本記事では、DNSを標的にした代表的な攻撃を整理したうえで、増幅型DDoSの踏み台にされにくくするための対策として「RRL(Response Rate Limiting)」の考え方と導入・運用時の注意点を解説します。

DNSへの攻撃とRRL

近年のインターネット上の脅威の中でも、特に注目されているのがDNSを標的とした攻撃です。DNSは、インターネット上で情報をやり取りするための基盤であり、ここが狙われると「サービスそのものは稼働しているのに、利用者がたどり着けない」といった状態が起こり得ます。

この章では、DNS攻撃の代表例と、増幅攻撃への対抗策として用いられる「RRL」について説明します。DNS攻撃は技術的な問題にとどまらず、業務停止や信用の毀損につながることがあるため、仕組みと対策の要点を押さえておくことが重要です。

DNSの基本

DNSは「Domain Name System」の略称で、ドメイン名(例:example.com)をIPアドレスへ変換する仕組みです。人が覚えやすい名前と、通信に必要な数値(IPアドレス)を結び付けることで、私たちはドメイン名だけでWebサイトや各種サービスへアクセスできます。

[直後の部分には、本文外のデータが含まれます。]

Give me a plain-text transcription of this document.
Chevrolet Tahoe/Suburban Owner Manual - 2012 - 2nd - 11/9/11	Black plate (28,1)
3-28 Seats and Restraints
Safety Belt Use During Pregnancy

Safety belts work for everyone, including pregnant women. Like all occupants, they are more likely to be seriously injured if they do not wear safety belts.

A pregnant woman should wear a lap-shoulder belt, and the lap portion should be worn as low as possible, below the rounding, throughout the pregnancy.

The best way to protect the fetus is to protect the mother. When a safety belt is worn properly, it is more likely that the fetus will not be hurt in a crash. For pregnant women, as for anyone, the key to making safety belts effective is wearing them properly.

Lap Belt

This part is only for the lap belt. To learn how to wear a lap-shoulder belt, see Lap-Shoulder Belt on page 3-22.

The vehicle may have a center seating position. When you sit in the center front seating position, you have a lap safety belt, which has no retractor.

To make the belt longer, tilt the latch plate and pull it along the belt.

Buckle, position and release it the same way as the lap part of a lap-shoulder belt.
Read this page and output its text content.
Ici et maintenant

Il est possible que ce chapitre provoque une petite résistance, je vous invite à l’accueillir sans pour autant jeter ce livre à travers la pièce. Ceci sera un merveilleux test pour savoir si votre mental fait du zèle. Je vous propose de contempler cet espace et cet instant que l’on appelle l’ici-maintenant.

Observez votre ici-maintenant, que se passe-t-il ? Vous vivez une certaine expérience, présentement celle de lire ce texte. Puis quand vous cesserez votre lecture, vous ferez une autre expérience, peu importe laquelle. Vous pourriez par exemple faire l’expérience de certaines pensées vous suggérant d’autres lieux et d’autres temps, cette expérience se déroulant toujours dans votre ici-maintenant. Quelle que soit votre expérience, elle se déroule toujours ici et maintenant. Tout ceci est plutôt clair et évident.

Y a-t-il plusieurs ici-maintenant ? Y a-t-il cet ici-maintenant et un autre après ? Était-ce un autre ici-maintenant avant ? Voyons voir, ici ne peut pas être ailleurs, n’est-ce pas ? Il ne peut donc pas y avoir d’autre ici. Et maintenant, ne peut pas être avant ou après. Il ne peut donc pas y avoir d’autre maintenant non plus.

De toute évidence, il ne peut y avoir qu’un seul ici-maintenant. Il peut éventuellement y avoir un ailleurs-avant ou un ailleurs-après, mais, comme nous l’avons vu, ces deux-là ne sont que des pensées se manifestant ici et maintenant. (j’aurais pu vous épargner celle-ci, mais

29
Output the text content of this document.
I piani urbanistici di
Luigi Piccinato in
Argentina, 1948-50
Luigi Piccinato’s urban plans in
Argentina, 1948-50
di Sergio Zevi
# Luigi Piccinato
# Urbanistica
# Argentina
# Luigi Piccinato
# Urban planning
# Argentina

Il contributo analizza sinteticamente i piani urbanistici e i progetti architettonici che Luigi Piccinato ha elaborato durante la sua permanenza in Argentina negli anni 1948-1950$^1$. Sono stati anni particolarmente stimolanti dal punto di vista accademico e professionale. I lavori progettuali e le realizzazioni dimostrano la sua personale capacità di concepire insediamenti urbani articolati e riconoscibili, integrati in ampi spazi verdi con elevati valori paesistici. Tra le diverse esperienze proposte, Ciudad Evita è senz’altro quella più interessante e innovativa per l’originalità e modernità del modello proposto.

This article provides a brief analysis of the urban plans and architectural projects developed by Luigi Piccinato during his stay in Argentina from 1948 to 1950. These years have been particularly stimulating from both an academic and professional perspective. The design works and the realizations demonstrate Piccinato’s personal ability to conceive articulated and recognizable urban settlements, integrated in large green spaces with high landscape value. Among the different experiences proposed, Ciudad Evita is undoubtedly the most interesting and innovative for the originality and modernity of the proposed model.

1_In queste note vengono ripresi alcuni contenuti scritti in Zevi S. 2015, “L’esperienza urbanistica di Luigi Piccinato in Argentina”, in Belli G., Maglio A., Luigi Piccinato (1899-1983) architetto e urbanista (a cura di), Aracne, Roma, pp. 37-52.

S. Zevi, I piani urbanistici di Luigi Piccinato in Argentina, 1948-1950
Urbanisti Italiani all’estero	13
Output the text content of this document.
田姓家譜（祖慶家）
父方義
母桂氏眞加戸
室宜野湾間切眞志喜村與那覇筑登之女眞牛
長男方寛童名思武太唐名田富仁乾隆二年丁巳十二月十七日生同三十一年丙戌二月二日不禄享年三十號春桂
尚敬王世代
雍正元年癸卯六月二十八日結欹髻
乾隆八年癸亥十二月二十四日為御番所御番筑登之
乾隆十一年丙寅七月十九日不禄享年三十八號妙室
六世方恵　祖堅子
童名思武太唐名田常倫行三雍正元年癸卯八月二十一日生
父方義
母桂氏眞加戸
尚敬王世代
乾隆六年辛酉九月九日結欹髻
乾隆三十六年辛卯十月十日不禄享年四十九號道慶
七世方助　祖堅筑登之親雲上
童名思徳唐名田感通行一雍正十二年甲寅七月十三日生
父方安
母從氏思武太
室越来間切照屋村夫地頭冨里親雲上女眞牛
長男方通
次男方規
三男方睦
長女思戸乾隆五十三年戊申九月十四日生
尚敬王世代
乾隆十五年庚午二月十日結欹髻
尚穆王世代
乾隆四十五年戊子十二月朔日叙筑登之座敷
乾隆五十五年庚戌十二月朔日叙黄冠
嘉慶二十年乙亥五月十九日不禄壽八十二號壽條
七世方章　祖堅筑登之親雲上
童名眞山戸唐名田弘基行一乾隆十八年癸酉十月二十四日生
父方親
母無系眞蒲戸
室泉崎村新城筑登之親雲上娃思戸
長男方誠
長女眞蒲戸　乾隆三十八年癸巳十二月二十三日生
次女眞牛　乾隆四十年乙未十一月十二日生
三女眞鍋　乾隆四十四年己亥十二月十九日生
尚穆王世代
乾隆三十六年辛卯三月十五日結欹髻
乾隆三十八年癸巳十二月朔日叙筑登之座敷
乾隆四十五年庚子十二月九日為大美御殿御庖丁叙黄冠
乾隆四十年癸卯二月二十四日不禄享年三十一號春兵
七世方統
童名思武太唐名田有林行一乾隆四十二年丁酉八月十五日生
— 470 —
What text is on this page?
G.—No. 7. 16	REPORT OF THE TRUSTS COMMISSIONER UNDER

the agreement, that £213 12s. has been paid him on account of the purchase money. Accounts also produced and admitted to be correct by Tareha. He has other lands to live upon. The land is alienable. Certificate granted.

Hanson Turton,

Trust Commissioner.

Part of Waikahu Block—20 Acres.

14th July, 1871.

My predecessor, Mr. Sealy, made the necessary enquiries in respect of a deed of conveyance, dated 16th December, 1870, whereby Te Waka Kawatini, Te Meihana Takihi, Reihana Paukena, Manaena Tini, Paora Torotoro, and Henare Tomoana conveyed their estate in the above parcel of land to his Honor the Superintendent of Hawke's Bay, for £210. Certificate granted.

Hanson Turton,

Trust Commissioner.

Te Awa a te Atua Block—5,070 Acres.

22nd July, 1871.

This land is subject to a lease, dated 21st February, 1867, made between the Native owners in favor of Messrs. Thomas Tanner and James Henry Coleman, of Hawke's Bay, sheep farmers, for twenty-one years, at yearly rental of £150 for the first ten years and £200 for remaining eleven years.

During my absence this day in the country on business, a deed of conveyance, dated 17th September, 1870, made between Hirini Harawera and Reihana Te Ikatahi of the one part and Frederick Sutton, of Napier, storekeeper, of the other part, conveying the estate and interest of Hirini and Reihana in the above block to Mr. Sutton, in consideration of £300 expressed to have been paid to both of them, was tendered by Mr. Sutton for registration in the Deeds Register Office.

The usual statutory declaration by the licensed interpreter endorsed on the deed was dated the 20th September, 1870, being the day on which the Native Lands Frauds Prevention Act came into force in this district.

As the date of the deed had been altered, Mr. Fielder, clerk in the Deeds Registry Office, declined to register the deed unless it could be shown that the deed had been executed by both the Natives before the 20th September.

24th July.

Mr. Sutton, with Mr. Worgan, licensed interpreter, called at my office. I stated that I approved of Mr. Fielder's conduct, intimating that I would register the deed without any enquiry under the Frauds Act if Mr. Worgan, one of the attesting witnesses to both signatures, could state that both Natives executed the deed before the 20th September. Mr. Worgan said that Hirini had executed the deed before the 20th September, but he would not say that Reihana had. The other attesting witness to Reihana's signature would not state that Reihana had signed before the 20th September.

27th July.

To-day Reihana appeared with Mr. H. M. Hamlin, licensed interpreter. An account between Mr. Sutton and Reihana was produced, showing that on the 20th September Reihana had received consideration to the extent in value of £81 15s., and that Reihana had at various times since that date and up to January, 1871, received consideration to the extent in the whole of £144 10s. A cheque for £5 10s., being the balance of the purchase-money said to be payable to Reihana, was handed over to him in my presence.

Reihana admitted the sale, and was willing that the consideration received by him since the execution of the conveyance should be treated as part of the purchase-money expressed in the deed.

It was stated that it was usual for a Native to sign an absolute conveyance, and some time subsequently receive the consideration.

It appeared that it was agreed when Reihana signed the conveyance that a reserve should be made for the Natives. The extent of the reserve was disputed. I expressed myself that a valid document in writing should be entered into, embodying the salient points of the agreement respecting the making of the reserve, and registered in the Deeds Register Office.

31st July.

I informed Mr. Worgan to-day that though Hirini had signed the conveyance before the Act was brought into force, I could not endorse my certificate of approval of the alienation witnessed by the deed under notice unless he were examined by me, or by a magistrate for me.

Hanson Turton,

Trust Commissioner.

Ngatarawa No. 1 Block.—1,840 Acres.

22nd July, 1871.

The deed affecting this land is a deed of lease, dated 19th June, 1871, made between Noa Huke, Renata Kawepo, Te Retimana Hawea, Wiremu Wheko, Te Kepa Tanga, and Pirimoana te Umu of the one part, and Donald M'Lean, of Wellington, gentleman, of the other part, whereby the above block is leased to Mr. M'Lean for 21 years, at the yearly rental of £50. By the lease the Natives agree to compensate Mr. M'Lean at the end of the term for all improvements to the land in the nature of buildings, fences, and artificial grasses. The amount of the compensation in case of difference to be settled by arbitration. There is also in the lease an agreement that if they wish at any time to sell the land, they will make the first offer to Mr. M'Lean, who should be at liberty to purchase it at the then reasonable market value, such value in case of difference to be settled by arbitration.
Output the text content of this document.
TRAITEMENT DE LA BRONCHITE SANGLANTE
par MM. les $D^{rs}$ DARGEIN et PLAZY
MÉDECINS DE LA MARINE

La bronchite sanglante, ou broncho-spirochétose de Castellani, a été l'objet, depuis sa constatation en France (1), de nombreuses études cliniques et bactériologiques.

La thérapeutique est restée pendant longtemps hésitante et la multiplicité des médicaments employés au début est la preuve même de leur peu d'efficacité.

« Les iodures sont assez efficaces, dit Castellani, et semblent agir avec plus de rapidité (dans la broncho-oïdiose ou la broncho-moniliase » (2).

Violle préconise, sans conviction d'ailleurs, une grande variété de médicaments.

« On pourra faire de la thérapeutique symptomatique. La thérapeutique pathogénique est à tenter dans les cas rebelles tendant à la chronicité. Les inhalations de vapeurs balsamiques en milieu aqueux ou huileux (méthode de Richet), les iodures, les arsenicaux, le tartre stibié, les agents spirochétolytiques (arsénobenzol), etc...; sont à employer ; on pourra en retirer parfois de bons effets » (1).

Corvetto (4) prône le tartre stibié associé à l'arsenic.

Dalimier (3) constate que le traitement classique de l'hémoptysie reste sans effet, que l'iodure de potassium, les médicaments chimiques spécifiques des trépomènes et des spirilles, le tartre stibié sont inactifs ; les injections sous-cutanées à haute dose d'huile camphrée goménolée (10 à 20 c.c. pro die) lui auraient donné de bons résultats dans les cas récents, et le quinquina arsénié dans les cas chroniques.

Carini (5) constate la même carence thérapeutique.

DNSは一度問い合わせた結果を一定期間キャッシュ(保存)し、同じ名前解決を繰り返さないようにしています。これにより応答は速くなりますが、キャッシュを悪用されると誤った行き先に誘導される余地が生まれます。

また、DNSはWeb閲覧だけでなく、メール配送(MXレコード)や各種クラウドサービスの接続先解決にも使われます。つまりDNSが不安定になると、表に見えるWeb障害だけでなく「メールが届かない」「業務アプリがつながらない」といった形で被害が表面化することがあります。

DNS攻撃とその種類

DNSを狙った攻撃にはさまざまなものがありますが、代表例として「DNSキャッシュポイズニング(汚染)」と「DNS増幅攻撃」が挙げられます。狙いが異なるため、対策も分けて考える必要があります。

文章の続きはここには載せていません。